“Perhaps the most important physical act onstage is making eye contact.”
– Chris Anderson, TED Conference curator, from his article, How to Give a Killer Presentation, Harvard Business Review (June 2013)
So, where the heck do we get a chance to practice making eye contact, anyway? We can’t wait until we’re in front of an audience. We need a way to practice making good eye contact ahead of time. Here’s how I do it:
- Practice making eye contact (one-on-one): Look directly into the eyes of people that are paid to look right at you: cashiers, baristas, food servers, gas station attendants, car valets, doormen, taxi cab drivers, front desk hotel personnel, hair stylists. Since these people are paid to look directly at you they won’t feel uneasy being looked at. And you’ll get a chance to practice in broad daylight.

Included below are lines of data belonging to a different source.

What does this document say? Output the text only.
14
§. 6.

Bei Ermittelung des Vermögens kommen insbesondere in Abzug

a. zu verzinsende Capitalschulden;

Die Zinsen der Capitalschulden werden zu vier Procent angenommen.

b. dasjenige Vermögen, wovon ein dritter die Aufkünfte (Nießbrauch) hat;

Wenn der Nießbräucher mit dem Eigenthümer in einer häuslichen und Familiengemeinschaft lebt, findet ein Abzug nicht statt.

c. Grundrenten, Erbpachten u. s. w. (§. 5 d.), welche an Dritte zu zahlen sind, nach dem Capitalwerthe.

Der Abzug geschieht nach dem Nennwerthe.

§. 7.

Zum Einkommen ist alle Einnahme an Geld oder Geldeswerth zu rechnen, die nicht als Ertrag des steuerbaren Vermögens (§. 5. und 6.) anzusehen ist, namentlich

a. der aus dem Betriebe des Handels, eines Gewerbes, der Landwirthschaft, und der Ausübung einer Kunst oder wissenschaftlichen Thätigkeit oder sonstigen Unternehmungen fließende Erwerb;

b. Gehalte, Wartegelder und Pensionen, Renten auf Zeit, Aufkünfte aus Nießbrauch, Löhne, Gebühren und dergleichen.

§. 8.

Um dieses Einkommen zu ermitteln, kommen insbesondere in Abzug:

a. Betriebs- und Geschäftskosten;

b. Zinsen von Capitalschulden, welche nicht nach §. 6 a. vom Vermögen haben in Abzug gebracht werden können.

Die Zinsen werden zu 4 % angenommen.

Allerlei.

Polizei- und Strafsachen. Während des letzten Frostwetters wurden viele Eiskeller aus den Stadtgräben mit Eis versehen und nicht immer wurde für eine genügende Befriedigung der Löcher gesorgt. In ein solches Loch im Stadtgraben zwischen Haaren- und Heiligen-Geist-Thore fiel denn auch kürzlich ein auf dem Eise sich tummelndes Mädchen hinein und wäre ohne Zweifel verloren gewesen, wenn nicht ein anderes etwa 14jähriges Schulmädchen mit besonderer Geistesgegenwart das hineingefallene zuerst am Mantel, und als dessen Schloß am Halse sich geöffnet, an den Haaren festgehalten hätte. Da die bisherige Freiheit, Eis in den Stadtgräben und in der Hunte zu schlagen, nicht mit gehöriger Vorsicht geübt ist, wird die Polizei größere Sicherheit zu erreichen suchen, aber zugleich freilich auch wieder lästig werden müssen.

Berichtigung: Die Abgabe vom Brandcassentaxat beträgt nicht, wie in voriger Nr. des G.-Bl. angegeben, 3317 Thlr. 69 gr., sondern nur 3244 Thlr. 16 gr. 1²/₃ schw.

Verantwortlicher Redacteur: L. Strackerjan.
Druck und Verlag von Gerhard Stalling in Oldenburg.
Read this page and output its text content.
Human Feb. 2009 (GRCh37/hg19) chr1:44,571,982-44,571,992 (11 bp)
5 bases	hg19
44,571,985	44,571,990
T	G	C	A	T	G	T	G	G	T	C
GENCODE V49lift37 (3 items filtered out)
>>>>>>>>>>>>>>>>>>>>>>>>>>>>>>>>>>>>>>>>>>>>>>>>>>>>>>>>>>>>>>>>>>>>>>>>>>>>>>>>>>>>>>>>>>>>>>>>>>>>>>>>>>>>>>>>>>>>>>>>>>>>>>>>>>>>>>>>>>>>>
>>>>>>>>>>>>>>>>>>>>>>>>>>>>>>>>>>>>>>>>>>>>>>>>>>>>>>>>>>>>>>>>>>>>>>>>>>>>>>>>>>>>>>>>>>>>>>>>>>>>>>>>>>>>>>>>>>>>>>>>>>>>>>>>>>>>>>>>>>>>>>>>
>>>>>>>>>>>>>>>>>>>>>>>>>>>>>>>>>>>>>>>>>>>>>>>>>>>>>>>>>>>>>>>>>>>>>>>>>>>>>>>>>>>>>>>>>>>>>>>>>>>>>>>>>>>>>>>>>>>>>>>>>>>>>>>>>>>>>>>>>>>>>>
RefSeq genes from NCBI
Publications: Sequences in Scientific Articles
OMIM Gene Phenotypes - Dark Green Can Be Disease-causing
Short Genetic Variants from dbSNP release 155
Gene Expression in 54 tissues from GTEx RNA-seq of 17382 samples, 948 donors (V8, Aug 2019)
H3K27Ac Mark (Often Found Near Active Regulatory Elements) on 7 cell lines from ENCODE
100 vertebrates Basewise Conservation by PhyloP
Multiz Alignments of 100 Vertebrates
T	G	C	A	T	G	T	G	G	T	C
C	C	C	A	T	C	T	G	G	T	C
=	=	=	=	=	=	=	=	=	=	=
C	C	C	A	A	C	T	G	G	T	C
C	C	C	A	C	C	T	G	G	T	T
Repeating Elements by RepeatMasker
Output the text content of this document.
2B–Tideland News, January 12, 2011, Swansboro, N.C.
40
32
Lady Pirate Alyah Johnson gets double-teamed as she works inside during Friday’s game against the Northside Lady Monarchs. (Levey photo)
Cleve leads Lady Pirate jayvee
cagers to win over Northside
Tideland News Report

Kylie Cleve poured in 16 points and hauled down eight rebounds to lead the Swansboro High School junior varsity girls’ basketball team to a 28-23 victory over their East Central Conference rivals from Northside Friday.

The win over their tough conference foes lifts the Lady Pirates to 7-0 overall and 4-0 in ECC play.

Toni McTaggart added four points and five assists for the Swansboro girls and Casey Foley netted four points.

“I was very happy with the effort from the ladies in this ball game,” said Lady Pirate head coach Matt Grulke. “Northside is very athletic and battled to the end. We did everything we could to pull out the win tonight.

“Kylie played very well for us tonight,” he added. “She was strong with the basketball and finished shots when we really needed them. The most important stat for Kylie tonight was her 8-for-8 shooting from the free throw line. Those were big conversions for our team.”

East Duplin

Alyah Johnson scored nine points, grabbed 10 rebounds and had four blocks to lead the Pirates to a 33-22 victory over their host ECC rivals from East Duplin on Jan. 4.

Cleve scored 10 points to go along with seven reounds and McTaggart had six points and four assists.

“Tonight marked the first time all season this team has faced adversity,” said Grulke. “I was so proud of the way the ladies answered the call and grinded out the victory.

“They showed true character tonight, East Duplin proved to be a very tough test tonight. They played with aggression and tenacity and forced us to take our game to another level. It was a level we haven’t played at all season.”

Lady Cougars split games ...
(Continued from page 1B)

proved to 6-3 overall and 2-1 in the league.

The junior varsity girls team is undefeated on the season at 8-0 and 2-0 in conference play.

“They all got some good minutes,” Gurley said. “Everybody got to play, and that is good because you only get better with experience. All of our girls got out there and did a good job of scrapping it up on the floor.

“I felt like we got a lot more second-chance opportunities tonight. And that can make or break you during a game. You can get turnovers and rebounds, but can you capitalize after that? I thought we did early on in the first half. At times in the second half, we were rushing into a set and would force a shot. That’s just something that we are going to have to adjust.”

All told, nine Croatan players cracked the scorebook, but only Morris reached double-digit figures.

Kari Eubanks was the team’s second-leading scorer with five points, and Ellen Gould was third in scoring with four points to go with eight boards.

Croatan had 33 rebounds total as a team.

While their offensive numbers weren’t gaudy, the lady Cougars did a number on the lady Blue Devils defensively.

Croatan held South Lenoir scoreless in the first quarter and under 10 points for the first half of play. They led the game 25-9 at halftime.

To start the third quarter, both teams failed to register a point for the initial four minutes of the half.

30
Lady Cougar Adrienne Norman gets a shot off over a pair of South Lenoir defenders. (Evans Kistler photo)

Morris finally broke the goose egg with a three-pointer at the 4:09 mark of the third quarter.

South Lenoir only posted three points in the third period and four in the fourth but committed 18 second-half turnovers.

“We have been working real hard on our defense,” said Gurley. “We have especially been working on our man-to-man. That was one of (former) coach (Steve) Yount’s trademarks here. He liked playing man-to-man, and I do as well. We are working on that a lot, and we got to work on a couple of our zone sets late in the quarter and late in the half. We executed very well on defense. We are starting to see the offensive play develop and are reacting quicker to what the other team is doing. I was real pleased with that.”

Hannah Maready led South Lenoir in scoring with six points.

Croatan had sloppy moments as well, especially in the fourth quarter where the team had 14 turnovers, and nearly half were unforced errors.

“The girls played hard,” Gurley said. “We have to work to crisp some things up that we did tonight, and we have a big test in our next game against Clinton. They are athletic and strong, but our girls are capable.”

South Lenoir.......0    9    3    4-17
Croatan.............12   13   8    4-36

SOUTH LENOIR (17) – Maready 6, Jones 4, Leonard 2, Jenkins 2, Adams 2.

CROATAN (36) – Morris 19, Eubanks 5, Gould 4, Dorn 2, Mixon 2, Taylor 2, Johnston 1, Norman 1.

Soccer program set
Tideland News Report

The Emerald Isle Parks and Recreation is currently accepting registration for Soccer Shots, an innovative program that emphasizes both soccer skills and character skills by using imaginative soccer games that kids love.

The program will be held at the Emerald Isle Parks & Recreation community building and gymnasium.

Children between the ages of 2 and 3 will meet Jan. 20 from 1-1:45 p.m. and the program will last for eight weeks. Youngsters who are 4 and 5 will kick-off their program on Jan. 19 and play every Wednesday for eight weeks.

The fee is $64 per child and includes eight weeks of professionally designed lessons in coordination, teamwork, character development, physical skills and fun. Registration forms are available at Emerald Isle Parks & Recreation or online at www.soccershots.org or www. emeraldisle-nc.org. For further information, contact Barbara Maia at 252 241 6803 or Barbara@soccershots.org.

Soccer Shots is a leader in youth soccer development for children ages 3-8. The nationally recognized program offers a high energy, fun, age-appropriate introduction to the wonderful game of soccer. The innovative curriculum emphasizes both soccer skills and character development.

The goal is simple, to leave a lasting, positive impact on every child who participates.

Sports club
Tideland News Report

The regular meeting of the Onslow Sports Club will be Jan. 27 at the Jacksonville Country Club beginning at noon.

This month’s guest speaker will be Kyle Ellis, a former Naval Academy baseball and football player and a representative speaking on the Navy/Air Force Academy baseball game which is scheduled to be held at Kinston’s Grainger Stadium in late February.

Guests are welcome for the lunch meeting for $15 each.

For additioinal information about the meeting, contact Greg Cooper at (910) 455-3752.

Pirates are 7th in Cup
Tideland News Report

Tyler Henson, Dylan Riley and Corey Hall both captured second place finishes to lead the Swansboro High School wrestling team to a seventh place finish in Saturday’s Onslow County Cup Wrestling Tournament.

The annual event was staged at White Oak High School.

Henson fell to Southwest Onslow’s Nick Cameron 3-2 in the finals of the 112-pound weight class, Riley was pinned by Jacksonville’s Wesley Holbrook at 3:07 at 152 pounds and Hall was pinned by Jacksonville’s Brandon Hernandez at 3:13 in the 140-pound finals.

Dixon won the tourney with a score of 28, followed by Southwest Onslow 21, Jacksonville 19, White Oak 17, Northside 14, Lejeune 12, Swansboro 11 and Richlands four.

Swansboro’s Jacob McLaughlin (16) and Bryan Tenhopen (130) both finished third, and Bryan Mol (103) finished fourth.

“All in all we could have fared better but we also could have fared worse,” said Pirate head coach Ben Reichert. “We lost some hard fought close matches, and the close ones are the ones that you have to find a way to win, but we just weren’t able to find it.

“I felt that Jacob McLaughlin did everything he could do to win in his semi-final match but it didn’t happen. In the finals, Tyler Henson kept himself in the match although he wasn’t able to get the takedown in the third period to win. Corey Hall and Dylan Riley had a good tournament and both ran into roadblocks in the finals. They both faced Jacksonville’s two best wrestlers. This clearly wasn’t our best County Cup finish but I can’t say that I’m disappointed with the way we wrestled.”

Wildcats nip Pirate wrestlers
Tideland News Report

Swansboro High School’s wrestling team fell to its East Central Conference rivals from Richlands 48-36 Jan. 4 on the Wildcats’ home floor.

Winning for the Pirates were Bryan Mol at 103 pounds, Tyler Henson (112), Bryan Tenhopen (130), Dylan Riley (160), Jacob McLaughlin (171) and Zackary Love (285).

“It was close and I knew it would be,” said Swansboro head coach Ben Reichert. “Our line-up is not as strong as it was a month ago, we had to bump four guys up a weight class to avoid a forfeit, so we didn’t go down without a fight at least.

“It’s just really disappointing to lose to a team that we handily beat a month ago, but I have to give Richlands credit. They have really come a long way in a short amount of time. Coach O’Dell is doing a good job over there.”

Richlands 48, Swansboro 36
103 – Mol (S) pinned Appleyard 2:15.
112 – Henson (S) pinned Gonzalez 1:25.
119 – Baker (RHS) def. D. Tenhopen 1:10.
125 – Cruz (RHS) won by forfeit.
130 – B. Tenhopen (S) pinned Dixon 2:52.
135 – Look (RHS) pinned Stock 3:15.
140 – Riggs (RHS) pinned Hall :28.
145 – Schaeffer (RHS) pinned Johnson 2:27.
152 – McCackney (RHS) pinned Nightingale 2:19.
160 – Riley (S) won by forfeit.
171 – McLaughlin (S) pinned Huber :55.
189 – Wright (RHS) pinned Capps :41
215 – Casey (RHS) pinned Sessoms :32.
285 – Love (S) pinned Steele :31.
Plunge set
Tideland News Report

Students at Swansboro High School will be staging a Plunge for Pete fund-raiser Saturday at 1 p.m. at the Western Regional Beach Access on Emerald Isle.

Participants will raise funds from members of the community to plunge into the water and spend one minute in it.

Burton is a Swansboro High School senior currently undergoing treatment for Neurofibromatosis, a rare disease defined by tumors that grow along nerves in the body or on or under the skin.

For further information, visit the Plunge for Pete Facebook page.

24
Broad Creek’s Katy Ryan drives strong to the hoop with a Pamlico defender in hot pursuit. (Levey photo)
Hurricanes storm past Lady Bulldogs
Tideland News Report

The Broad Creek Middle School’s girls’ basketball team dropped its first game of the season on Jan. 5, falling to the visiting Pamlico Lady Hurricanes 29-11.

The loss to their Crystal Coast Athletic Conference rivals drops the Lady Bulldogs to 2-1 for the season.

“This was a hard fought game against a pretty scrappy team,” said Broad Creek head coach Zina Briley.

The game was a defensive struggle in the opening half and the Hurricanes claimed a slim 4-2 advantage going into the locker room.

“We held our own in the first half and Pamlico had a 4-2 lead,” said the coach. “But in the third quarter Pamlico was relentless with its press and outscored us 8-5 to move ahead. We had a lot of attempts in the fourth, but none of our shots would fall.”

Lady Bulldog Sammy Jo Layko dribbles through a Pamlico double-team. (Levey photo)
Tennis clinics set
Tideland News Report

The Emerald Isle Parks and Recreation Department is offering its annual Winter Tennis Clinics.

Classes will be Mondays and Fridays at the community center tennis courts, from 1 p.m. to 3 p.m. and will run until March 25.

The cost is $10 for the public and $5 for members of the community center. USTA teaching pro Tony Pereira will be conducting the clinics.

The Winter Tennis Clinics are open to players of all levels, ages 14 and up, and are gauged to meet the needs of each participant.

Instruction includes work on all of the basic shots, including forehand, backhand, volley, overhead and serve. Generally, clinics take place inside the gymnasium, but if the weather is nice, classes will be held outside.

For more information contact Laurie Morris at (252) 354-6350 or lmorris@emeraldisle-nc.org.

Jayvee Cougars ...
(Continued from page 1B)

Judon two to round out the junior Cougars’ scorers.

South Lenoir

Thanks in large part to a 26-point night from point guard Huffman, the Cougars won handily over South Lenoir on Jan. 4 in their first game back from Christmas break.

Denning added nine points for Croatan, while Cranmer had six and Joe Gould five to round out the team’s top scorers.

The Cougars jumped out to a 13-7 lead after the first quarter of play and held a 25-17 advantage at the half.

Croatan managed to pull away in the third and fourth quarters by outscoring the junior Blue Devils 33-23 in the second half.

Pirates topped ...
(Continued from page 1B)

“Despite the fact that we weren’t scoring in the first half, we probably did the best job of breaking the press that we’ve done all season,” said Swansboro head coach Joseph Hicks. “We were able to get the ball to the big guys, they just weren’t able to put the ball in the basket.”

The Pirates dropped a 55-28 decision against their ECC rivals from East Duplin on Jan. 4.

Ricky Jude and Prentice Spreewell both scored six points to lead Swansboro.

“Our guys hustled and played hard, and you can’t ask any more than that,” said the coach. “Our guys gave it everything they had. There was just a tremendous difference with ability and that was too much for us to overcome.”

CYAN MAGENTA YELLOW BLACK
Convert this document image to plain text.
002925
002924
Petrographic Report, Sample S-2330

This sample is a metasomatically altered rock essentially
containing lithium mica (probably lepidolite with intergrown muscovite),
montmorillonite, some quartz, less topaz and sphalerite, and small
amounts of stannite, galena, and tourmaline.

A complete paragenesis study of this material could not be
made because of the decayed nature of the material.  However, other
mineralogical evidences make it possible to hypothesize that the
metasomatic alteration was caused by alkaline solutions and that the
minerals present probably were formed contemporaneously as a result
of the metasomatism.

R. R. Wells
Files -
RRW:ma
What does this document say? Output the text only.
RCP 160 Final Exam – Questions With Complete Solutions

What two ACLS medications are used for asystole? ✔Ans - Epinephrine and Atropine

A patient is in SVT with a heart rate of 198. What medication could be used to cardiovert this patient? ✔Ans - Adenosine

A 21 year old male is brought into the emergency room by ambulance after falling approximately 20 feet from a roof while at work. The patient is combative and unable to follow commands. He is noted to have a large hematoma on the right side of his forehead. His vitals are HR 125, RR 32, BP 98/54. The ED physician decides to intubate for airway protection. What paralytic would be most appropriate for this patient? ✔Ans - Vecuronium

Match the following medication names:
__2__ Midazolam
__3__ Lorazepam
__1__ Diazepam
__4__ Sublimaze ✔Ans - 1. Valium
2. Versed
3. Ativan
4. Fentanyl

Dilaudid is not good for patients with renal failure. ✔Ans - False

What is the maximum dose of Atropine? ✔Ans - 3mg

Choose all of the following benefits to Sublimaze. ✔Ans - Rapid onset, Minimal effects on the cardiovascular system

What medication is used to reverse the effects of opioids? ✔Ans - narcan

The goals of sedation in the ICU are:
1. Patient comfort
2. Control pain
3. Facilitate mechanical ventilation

- Practice making eye contact (room full of strangers): This step is a couple notches up from making eye contact with people that are paid to look at you. And it’s well worth the exercise. While at my local coffeehouse (which is perfect because it’s public and semi-social) I take the opportunity to look up and scan the faces of everybody in the room. This is more scary than looking directly into the eyes of people that are paid to look at me, but the circumstance – a room full of strangers – is one of the best places for me to practice looking directly into people’s faces. It’s very close to what it’s like to stand in front of an audience and give a speech.
- I don’t “stare” at people from across the coffeehouse. I casually glance, slowly, across the crowd.
- Sometimes people catch me looking at them. That’s okay! I just continue to glance around the room. I must get used to strangers looking back at me, especially if they think I’m being weird. Being comfortable with people thinking I’m weird is the biggest step toward being good at public speaking!
- Public speaking is being weird. That’s why good public speaking makes you a badass!